Selecting the Best Cloud GPU Service as of January 2024

2024-01-16

3 min read

Summary:

Vast AI is the best on-demand service for individual and academic use, provided that the user is comfortable working with cloud servers.

Google Colab provides a user-friendly web interface (essentially a Jupyter notebook) with a consistently available V100 card at around $0.5/hour.
The threshold for renting reserved servers is high, particularly in terms of pricing and scale.
If feasible, purchasing the actual hardware proves to be more cost-effective in the long run. In such cases, the RTX 4090 is the optimal choice.

Cloud GPU Services

The table below lists the pricing for various cloud GPU services. Please note that the availability of some on-demand services is limited, as indicated by the (*) symbol in the table.

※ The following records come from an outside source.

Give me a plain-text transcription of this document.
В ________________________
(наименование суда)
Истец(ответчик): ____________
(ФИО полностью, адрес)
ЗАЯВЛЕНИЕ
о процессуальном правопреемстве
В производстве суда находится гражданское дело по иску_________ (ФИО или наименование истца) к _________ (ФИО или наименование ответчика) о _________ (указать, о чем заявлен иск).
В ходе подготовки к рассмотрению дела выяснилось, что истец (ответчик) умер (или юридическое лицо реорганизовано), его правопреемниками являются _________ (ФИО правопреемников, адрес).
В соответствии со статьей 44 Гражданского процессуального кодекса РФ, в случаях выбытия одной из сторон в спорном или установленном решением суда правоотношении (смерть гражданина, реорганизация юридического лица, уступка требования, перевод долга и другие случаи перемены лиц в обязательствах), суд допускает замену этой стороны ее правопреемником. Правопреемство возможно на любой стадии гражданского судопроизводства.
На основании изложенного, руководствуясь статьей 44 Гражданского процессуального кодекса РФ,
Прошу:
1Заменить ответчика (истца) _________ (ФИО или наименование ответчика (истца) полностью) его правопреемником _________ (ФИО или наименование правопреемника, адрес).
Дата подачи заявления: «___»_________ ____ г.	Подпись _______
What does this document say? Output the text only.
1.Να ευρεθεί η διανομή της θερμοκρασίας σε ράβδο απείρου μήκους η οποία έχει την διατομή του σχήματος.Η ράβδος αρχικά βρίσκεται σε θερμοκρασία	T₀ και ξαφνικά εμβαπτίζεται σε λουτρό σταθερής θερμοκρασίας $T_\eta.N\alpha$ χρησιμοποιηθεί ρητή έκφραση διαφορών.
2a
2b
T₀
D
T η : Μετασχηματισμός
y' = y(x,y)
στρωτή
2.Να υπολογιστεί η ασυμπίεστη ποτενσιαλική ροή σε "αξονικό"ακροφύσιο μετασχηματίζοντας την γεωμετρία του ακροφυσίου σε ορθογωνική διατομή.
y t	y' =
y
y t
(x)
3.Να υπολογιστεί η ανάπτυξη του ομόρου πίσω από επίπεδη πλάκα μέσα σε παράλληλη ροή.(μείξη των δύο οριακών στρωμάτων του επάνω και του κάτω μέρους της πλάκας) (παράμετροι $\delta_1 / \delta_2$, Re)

Service	H100	A100 40GB	4090	A6000	V100
Vast AI (on-demand, hourly)		$0.8 - 1.0	$0.4 - 0.6	$0.4 - 0.6	$0.2 - 0.3
Vast AI (reserved, monthly)		$0.7 - 0.8	$0.4 - 0.5	$0.4 - 0.5	$0.2 - 0.3
Lambda Lab (on-demand, hourly)	$2.5 (*)	$1.3 (*)		$0.8 (*)
Lambda Lab (1 year contract)	$2.3 (min 64 GPUs)
Lambda Lab (3 year contract)	$1.9 (min 64 GPUs)
Google Colab (on-demand, hourly)		$1.3 (*)			$0.5
Google Cloud (on-demand, hourly)					$2.5
Microsoft Azure (on-demand, hourly)		$27.2 for 8			$3.1
Amazon AWS (on-demand, hourly)	$98.3 for 8	$32.8 for 8			$3.1

The star symbol * indicates that the service has very limited availability.

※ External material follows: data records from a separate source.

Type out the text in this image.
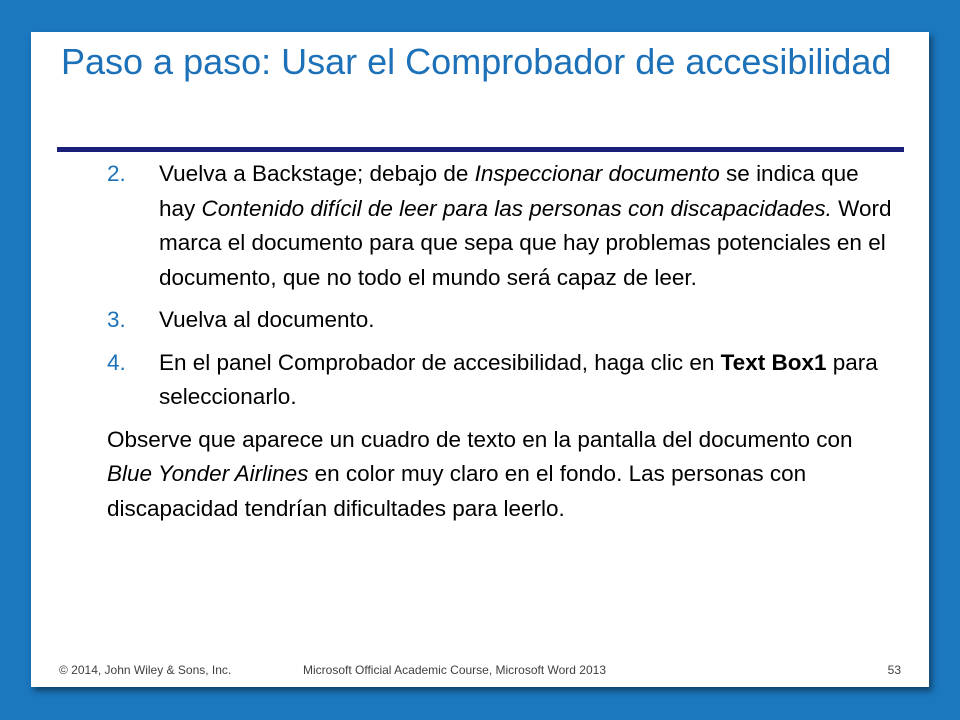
Paso a paso: Usar el Comprobador de accesibilidad
2. Vuelva a Backstage; debajo de Inspeccionar documento se indica que hay Contenido difícil de leer para las personas con discapacidades. Word marca el documento para que sepa que hay problemas potenciales en el documento, que no todo el mundo será capaz de leer.
3. Vuelva al documento.
4. En el panel Comprobador de accesibilidad, haga clic en Text Box1 para seleccionarlo.
Observe que aparece un cuadro de texto en la pantalla del documento con Blue Yonder Airlines en color muy claro en el fondo. Las personas con discapacidad tendrían dificultades para leerlo.
© 2014, John Wiley & Sons, Inc.	Microsoft Official Academic Course, Microsoft Word 2013	53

Comparison of Key Features

It’s important to note that the user experience varies significantly between Lambda Labs, Vast.ai, and Google Colab:

Feature	Lambda Labs	Vast.ai	Google Colab
Ease of Use	User-friendly	Less straightforward	Very user-friendly
Usability	Pre-configured for AI	SSH / Jupyter access	Intuitive web interface
Availability	Hard to get any GPU	Diverse GPU options	V100 and T4 only
Cost	Affordable	Very affordable	Affordable
Stability	High (cloud standard)	Relatively lower	High but has time limits

GPU Specifications

The performance of GPUs can differ based on specific workloads. For a general comparison in deep learning tasks, refer to the table below:

GPU	FP16 (half)	FP32 (single)
H100 80GB PCIe	3.3	5.3
A100 40GB	2.3	3.5
RTX 4090	2.0	2.9
RTX A6000 48GB	1.5	2.1
V100 16GB	1	1

The numbers represent the relative speed of cards compared to a V100 16GB card. See the Deep Learning GPU Benchmarks from Lambda Lab.

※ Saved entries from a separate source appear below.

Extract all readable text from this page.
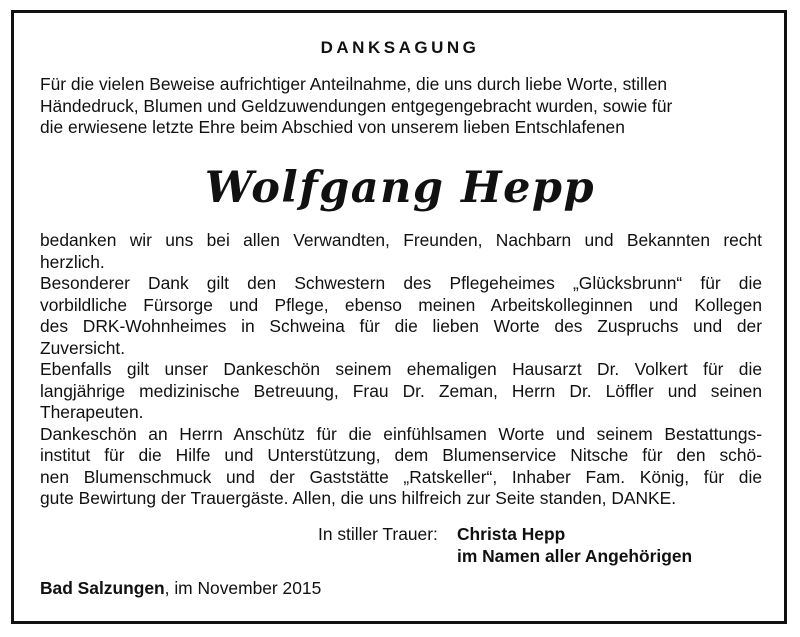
DANKSAGUNG
Für die vielen Beweise aufrichtiger Anteilnahme, die uns durch liebe Worte, stillen
Händedruck, Blumen und Geldzuwendungen entgegengebracht wurden, sowie für
die erwiesene letzte Ehre beim Abschied von unserem lieben Entschlafenen
Wolfgang Hepp
bedanken wir uns bei allen Verwandten, Freunden, Nachbarn und Bekannten recht
herzlich.
Besonderer Dank gilt den Schwestern des Pflegeheimes „Glücksbrunn“ für die
vorbildliche Fürsorge und Pflege, ebenso meinen Arbeitskolleginnen und Kollegen
des DRK-Wohnheimes in Schweina für die lieben Worte des Zuspruchs und der
Zuversicht.
Ebenfalls gilt unser Dankeschön seinem ehemaligen Hausarzt Dr. Volkert für die
langjährige medizinische Betreuung, Frau Dr. Zeman, Herrn Dr. Löffler und seinen
Therapeuten.
Dankeschön an Herrn Anschütz für die einfühlsamen Worte und seinem Bestattungs-
institut für die Hilfe und Unterstützung, dem Blumenservice Nitsche für den schö-
nen Blumenschmuck und der Gaststätte „Ratskeller“, Inhaber Fam. König, für die
gute Bewirtung der Trauergäste. Allen, die uns hilfreich zur Seite standen, DANKE.
In stiller Trauer:	Christa Hepp
im Namen aller Angehörigen
Bad Salzungen, im November 2015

Surprisingly, the NVIDIA 4090 GPU performs nearly as well as an A100 40GB card. The high cost of V100, A100, and H100 is due to their optimization for data-center use.

For a comprehensive discussion, refer to Tim Dettmers’ article: The Best GPUs for Deep Learning - An In-Depth Analysis.

Tim Dettmers’ decision tree for selecting the right GPU for deep learning tasks.

Other Remarks

TPU: Google Colab provides TPU services at $2/hour.

Direct Machine Purchase: When possible, buying and assembling a machine can be an excellent choice.

High GPU Memory Device: For training tasks that require substantial GPU memory, the Mac Studio with the M2 Ultra chip is the most cost-effective choice.